Shares of Air Canada (TSX:AC) have recovered sharply in 2023 so far, as early signs of easing inflationary pressures have boosted investors’ confidence to drive a market-wide rally. With this, AC stock is now up 16% on a year-to-date basis to trade at $22.49 per share after losing 60% of its value in the previous three years combined.
Before I discuss what could be coming next for Air Canada stock, let’s take a closer look at the factors that drove it lower in recent years and other key recent developments.
Air Canada stock
A massive selloff in Air Canada stock started in the first quarter of 2020 after the World Health Organization declared COVID-19 outbreak a global pandemic. The fast-spreading coronavirus forced many countries across the world to impose shutdowns and travel restrictions. As a result, AC stock crashed by nearly 68% that quarter.
As investors hoped that the coronavirus-related restrictions would subside soon, shares of airline companies, including Air Canada, staged a recovery in the fourth quarter of 2020, which continued in the first quarter of 2021. However, these gains couldn’t last for long, as new variants of the virus forced authorities to extend travel restrictions. Amid these worries, Air Canada stock plunged by another 7.2% in 2021 after losing 53% of its value in the previous year.
While the travel restrictions significantly eased in 2022, growing macroeconomic uncertainties kept hurting investors’ sentiments. These macroeconomic challenges were mainly led by high inflation, supply chain crisis, rising interest rates, and geopolitical tensions after the Russian invasion of Ukraine. Economic uncertainties triggered a market-wide selloff, extending losses in AC stock by another 8.2% in 2022.

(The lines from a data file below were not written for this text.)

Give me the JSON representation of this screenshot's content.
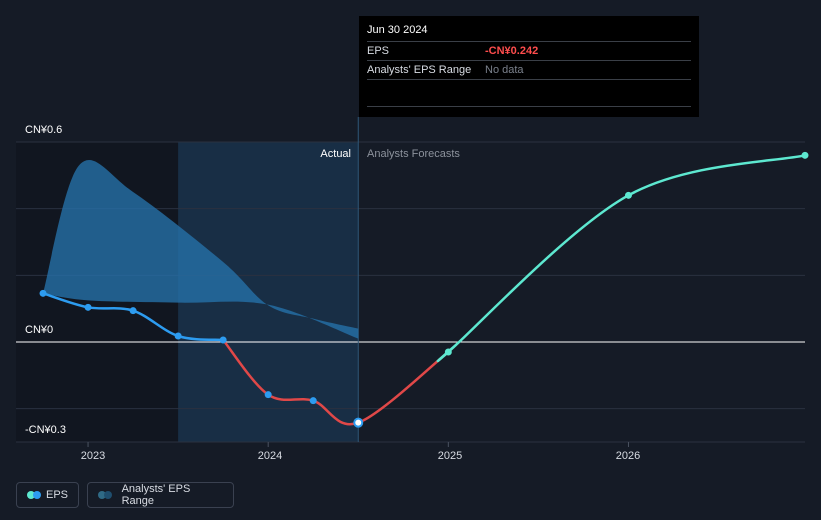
{
  "tooltip": {
    "date": "Jun 30 2024",
    "rows": [
      {
        "label": "EPS",
        "value": "-CN¥0.242"
      },
      {
        "label": "Analysts' EPS Range",
        "value": "No data"
      }
    ]
  },
  "regions": {
    "actual": "Actual",
    "forecast": "Analysts Forecasts"
  },
  "legend": {
    "eps": "EPS",
    "range": "Analysts' EPS Range"
  },
  "colors": {
    "eps_actual": "#2d9cf0",
    "eps_decline": "#e04848",
    "eps_forecast": "#5de8d0",
    "range_fill": "#2670a8",
    "highlight": "#1a3550",
    "background": "#151b26"
  },
  "chart_data": {
    "type": "line",
    "title": "",
    "ylabel": "",
    "xlabel": "",
    "y_ticks": [
      {
        "value": 0.6,
        "label": "CN¥0.6"
      },
      {
        "value": 0,
        "label": "CN¥0"
      },
      {
        "value": -0.3,
        "label": "-CN¥0.3"
      }
    ],
    "ylim": [
      -0.3,
      0.6
    ],
    "xlim": [
      2022.6,
      2026.98
    ],
    "x_ticks": [
      {
        "value": 2023,
        "label": "2023"
      },
      {
        "value": 2024,
        "label": "2024"
      },
      {
        "value": 2025,
        "label": "2025"
      },
      {
        "value": 2026,
        "label": "2026"
      }
    ],
    "grid": true,
    "legend_position": "bottom-left",
    "actual_forecast_divider": 2024.5,
    "highlight_range": [
      2023.5,
      2024.5
    ],
    "series": [
      {
        "name": "EPS",
        "points": [
          {
            "x": 2022.75,
            "y": 0.146
          },
          {
            "x": 2023.0,
            "y": 0.104
          },
          {
            "x": 2023.25,
            "y": 0.094
          },
          {
            "x": 2023.5,
            "y": 0.018
          },
          {
            "x": 2023.75,
            "y": 0.006
          },
          {
            "x": 2024.0,
            "y": -0.158
          },
          {
            "x": 2024.25,
            "y": -0.176
          },
          {
            "x": 2024.5,
            "y": -0.242
          },
          {
            "x": 2025.0,
            "y": -0.03
          },
          {
            "x": 2026.0,
            "y": 0.44
          },
          {
            "x": 2026.98,
            "y": 0.56
          }
        ]
      },
      {
        "name": "Analysts' EPS Range",
        "upper": [
          {
            "x": 2022.75,
            "y": 0.146
          },
          {
            "x": 2022.95,
            "y": 0.53
          },
          {
            "x": 2023.25,
            "y": 0.45
          },
          {
            "x": 2023.75,
            "y": 0.24
          },
          {
            "x": 2024.0,
            "y": 0.11
          },
          {
            "x": 2024.25,
            "y": 0.07
          },
          {
            "x": 2024.5,
            "y": 0.04
          }
        ],
        "lower": [
          {
            "x": 2022.75,
            "y": 0.146
          },
          {
            "x": 2023.0,
            "y": 0.125
          },
          {
            "x": 2023.5,
            "y": 0.118
          },
          {
            "x": 2024.0,
            "y": 0.112
          },
          {
            "x": 2024.5,
            "y": 0.01
          }
        ]
      }
    ]
  }
}
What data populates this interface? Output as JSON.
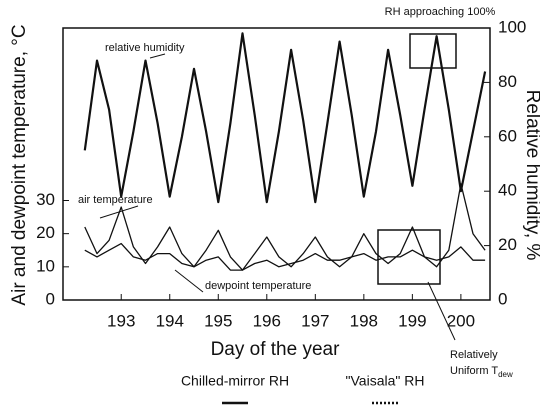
{
  "chart_data": {
    "type": "line",
    "xlabel": "Day of the year",
    "ylabel": "Air and dewpoint temperature, °C",
    "y2label": "Relative humidity, %",
    "xlim": [
      191.8,
      200.6
    ],
    "xticks": [
      193,
      194,
      195,
      196,
      197,
      198,
      199,
      200
    ],
    "ylim": [
      0,
      82
    ],
    "yticks": [
      0,
      10,
      20,
      30
    ],
    "y2lim": [
      0,
      100
    ],
    "y2ticks": [
      0,
      20,
      40,
      60,
      80,
      100
    ],
    "x": [
      192.25,
      192.5,
      192.75,
      193,
      193.25,
      193.5,
      193.75,
      194,
      194.25,
      194.5,
      194.75,
      195,
      195.25,
      195.5,
      195.75,
      196,
      196.25,
      196.5,
      196.75,
      197,
      197.25,
      197.5,
      197.75,
      198,
      198.25,
      198.5,
      198.75,
      199,
      199.25,
      199.5,
      199.75,
      200,
      200.25,
      200.5
    ],
    "series": [
      {
        "name": "relative humidity",
        "color": "#111111",
        "axis": "y2",
        "values": [
          55,
          88,
          70,
          38,
          62,
          88,
          65,
          38,
          60,
          85,
          62,
          36,
          65,
          98,
          68,
          36,
          62,
          92,
          66,
          36,
          65,
          95,
          68,
          38,
          62,
          92,
          68,
          42,
          70,
          97,
          70,
          40,
          62,
          84
        ]
      },
      {
        "name": "air temperature",
        "color": "#111111",
        "values": [
          22,
          14,
          18,
          28,
          16,
          11,
          16,
          22,
          14,
          10,
          15,
          21,
          13,
          9,
          14,
          19,
          13,
          10,
          14,
          19,
          13,
          10,
          13,
          20,
          14,
          11,
          14,
          22,
          13,
          10,
          15,
          35,
          20,
          15
        ]
      },
      {
        "name": "dewpoint temperature",
        "color": "#111111",
        "values": [
          15,
          13,
          15,
          17,
          13,
          12,
          14,
          14,
          11,
          10,
          12,
          13,
          9,
          9,
          11,
          12,
          10,
          11,
          12,
          14,
          12,
          12,
          13,
          14,
          12,
          13,
          13,
          15,
          13,
          12,
          13,
          16,
          12,
          12
        ]
      }
    ],
    "annotations": {
      "rh_peak": "RH approaching 100%",
      "uniform_1": "Relatively",
      "uniform_2": "Uniform T",
      "uniform_sub": "dew"
    },
    "legend": [
      {
        "name": "Chilled-mirror RH",
        "style": "solid"
      },
      {
        "name": "\"Vaisala\" RH",
        "style": "dotted"
      }
    ]
  }
}
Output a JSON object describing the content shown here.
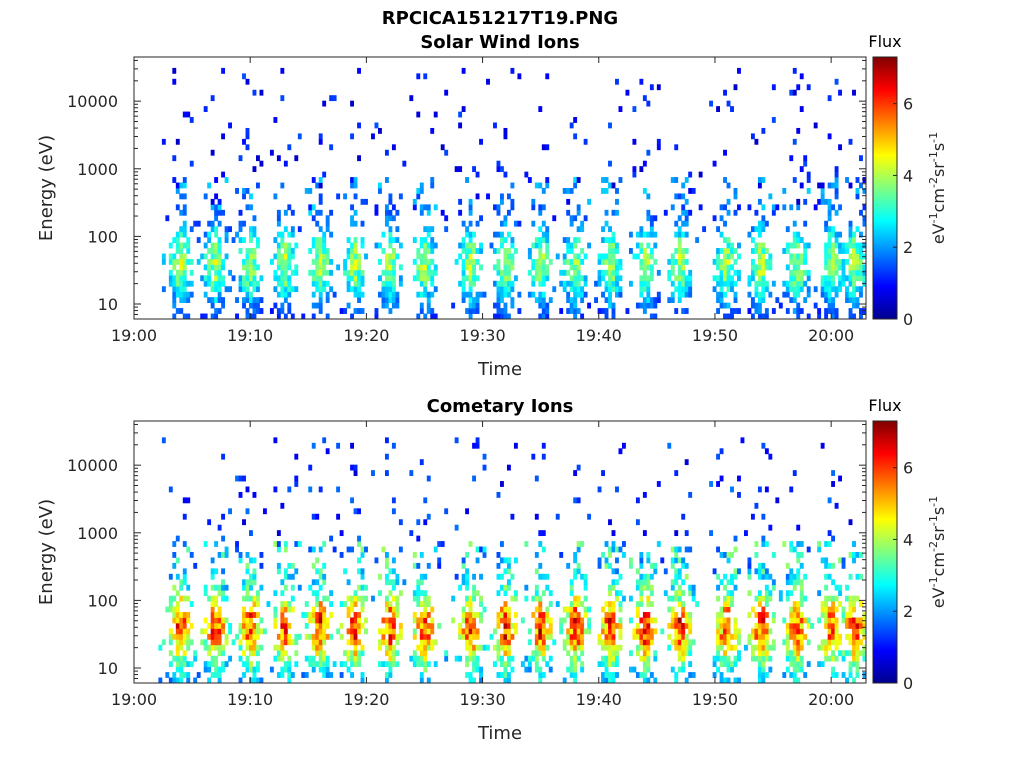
{
  "figure_title": "RPCICA151217T19.PNG",
  "chart_data": [
    {
      "type": "heatmap",
      "title": "Solar Wind Ions",
      "xlabel": "Time",
      "ylabel": "Energy (eV)",
      "x_ticks": [
        "19:00",
        "19:10",
        "19:20",
        "19:30",
        "19:40",
        "19:50",
        "20:00"
      ],
      "x_range": [
        "19:00",
        "20:03"
      ],
      "y_scale": "log",
      "y_ticks": [
        10,
        100,
        1000,
        10000
      ],
      "y_tick_labels": [
        "10",
        "100",
        "1000",
        "10000"
      ],
      "y_range": [
        6,
        45000
      ],
      "colorbar": {
        "label": "Flux",
        "unit_label": "eV-1cm-2sr-1s-1",
        "range": [
          0,
          7.3
        ],
        "ticks": [
          0,
          2,
          4,
          6
        ],
        "tick_labels": [
          "0",
          "2",
          "4",
          "6"
        ],
        "colormap": "jet"
      },
      "data_start": "19:02",
      "burst_times": [
        "19:04",
        "19:07",
        "19:10",
        "19:13",
        "19:16",
        "19:19",
        "19:22",
        "19:25",
        "19:29",
        "19:32",
        "19:35",
        "19:38",
        "19:41",
        "19:44",
        "19:47",
        "19:51",
        "19:54",
        "19:57",
        "20:00",
        "20:02"
      ],
      "band_energy_eV": [
        6,
        300
      ],
      "peak_energy_eV": 40,
      "peak_flux": 4.2,
      "sparse_energy_eV": [
        300,
        30000
      ],
      "sparse_flux": 1.0,
      "late_enhanced_energy_eV": [
        200,
        700
      ]
    },
    {
      "type": "heatmap",
      "title": "Cometary Ions",
      "xlabel": "Time",
      "ylabel": "Energy (eV)",
      "x_ticks": [
        "19:00",
        "19:10",
        "19:20",
        "19:30",
        "19:40",
        "19:50",
        "20:00"
      ],
      "x_range": [
        "19:00",
        "20:03"
      ],
      "y_scale": "log",
      "y_ticks": [
        10,
        100,
        1000,
        10000
      ],
      "y_tick_labels": [
        "10",
        "100",
        "1000",
        "10000"
      ],
      "y_range": [
        6,
        45000
      ],
      "colorbar": {
        "label": "Flux",
        "unit_label": "eV-1cm-2sr-1s-1",
        "range": [
          0,
          7.3
        ],
        "ticks": [
          0,
          2,
          4,
          6
        ],
        "tick_labels": [
          "0",
          "2",
          "4",
          "6"
        ],
        "colormap": "jet"
      },
      "data_start": "19:02",
      "burst_times": [
        "19:04",
        "19:07",
        "19:10",
        "19:13",
        "19:16",
        "19:19",
        "19:22",
        "19:25",
        "19:29",
        "19:32",
        "19:35",
        "19:38",
        "19:41",
        "19:44",
        "19:47",
        "19:51",
        "19:54",
        "19:57",
        "20:00",
        "20:02"
      ],
      "band_energy_eV": [
        6,
        700
      ],
      "peak_energy_eV": 40,
      "peak_flux": 6.5,
      "sparse_energy_eV": [
        700,
        25000
      ],
      "sparse_flux": 1.2,
      "late_enhanced_energy_eV": [
        100,
        700
      ]
    }
  ]
}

As I noted at the start of this article, recent signs of easing inflationary pressures could be the primary reason for driving the Canadian stock market and Air Canada stock higher so far in 2023. While this rally has encouraged investors to buy beaten-down growth stocks, the market may remain volatile, as the possibility of a looming recession is still keeping investors on their toes.
But can AC stock continue soaring?
While it’s yet to announce December quarter results, Air Canada’s total revenue jumped by 224% in the first three quarters of 2022 to $11.9 billion. Similarly, its adjusted net loss for the same period came significantly down to $2.46 per share compared to a loss of $8.47 per share during the first three quarters of the previous year. This financial data confirms that the largest Canadian passenger airline company is on the path to a sharp financial recovery.
It’s also important to note that jet fuel prices have trended lower in the last few months, which should help airline companies reduce their costs in the coming quarters. In addition, air travel demand is continuing to surge across the globe, which should speed up Air Canada’s financial recovery further and keep driving its stock higher. Overall, these positive factors make AC stock look attractive to buy for the long term at the current price, despite expectations of high market volatility in the short term.